2. Informal Examples:

  • “Hei, hvordan har du det? Har du vært på kino i det siste?”
  • “Halla! Hvordan går det? Vi må møtes snart og ta en kaffe!”

Remember, greetings not only serve as a way to exchange pleasantries but also reflect the cultural norms and values of a society. By using the appropriate greetings, you can show respect and establish a positive connection with Norwegians.

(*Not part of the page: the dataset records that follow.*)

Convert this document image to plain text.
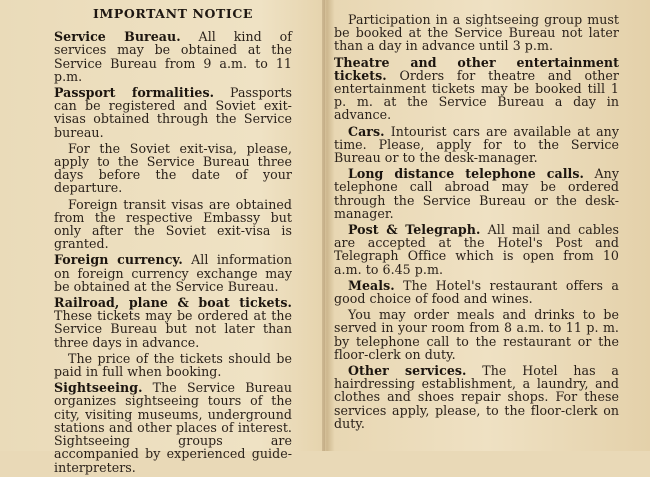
IMPORTANT NOTICE

Service Bureau. All kind of services may be obtained at the Service Bureau from 9 a.m. to 11 p.m.

Passport formalities. Passports can be registered and Soviet exit-visas obtained through the Service bureau.

For the Soviet exit-visa, please, apply to the Service Bureau three days before the date of your departure.

Foreign transit visas are obtained from the respective Embassy but only after the Soviet exit-visa is granted.

Foreign currency. All information on foreign currency exchange may be obtained at the Service Bureau.

Railroad, plane & boat tickets. These tickets may be ordered at the Service Bureau but not later than three days in advance.

The price of the tickets should be paid in full when booking.

Sightseeing. The Service Bureau organizes sightseeing tours of the city, visiting museums, underground stations and other places of interest. Sightseeing groups are accompanied by experienced guide-interpreters.

Participation in a sightseeing group must be booked at the Service Bureau not later than a day in advance until 3 p.m.

Theatre and other entertainment tickets. Orders for theatre and other entertainment tickets may be booked till 1 p. m. at the Service Bureau a day in advance.

Cars. Intourist cars are available at any time. Please, apply for to the Service Bureau or to the desk-manager.

Long distance telephone calls. Any telephone call abroad may be ordered through the Service Bureau or the desk-manager.

Post & Telegraph. All mail and cables are accepted at the Hotel's Post and Telegraph Office which is open from 10 a.m. to 6.45 p.m.

Meals. The Hotel's restaurant offers a good choice of food and wines.

You may order meals and drinks to be served in your room from 8 a.m. to 11 p. m. by telephone call to the restaurant or the floor-clerk on duty.

Other services. The Hotel has a hairdressing establishment, a laundry, and clothes and shoes repair shops. For these services apply, please, to the floor-clerk on duty.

Now that you have learned various ways to say hello and ask “how are you?” in Norwegian, feel free to practice and experiment with these greetings. The more you engage with the language, the easier it will become.

Written by Matthew Elliot

Hei alle sammen! Jeg heter Matthew, a passionate linguist and expert in Norwegian language. My fascination for Norway and its beautiful dialects birthed numerous guide posts about saying common Norwegian words. When I am not busy writing on the nuances of the Norwegian language or teaching "Jeg elsker deg" to language novices, you'll find me hiking through fjords or attempting to perfect my Klippfisk recipe. As a true Norwegophile, I get immense delight in unraveling the intricacies of Norwegian culture and bringing a slice of Norge to my readers. Håper du nyter å lese mine innlegg like mye som jeg liker å skrive dem.